For sure, politicians, like all of us, have memory issues. One unfortunate example: Republican leaders who vocally condemned then-President Trump’s incitement of the assault on the Capitol and his effort to thwart the electoral vote count on Jan. 6, 2021.  In their subsequent efforts to achieve political advantage within MAGA, they now “forget” their strong condemnation of the assault and Trump’s efforts to disrupt the 2020 election’s certification.

Certainly, Democratic politicians exhibit selective memory, but their lapses have not supported direct efforts to undermine U.S. democratic processes and institutions.

We should also question Mr. Hur’s standard. U.S. presidents operate in a highly charged and demanding environment, requiring them to deal simultaneously with many multi-dimensional domestic and international chess games, ranging across complex political, economic, social, public safety, legal, and environmental issues, and the list goes on. Presidents face a daily revolving door of intense, substantive and detailed meetings with advisors, political, economic and societal leaders with constant travel intermixed.

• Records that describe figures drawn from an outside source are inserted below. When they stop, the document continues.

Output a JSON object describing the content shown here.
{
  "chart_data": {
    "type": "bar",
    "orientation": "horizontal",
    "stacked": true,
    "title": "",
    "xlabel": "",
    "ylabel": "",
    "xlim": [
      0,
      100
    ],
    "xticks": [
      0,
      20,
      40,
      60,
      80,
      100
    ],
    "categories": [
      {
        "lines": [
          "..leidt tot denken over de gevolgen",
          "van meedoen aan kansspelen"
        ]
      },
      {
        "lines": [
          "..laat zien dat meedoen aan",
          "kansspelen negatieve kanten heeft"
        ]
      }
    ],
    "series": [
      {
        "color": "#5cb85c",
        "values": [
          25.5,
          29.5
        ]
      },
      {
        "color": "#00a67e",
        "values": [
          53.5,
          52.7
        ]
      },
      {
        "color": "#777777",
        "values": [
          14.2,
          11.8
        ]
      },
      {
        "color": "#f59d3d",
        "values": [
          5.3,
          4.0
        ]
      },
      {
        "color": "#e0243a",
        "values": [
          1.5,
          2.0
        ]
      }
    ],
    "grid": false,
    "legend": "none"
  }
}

Who among us can have accurate recall over the years in our more mundane lives? Not many is my experience. We should recognize that U.S. presidents must constantly focus their energies on addressing the very pressing issues of the day or week, constantly moving on to the next crisis or significant issue and relying on extensive domestic and international experience and sound thoughtful judgment.

Let’s hope that every American voter, in going to the polls this year, makes a sincere effort to remember events as they actually occurred and have been accurately and publicly documented. Voters should weigh the character of all candidates, the veracity of their public statements, their commitment to the values and principles of the U.S. Constitution, and their interest in serving the concerns of all Americans, regardless of political leaning or party allegiance.

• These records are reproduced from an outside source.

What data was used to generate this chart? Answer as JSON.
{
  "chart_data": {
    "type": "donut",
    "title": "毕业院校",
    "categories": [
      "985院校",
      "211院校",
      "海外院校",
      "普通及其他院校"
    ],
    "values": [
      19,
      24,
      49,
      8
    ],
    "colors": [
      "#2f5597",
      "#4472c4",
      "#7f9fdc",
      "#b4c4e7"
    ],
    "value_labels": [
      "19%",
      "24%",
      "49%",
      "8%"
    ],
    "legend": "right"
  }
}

It is also important that the younger generation of political leaders steps forward with credible demonstrations of honesty, a firm grasp of history, and with commitment to a better America rather than simply maneuvering to achieve some narrow short-term political advantage.

At the polls, we voters need to remember and understand real events and not simply vote on the basis of meaningless election campaign slogans.

Mike Mozur is a retired U.S. State Department Senior Foreign Service officer and environmental executive who now lives in the Pensacola area.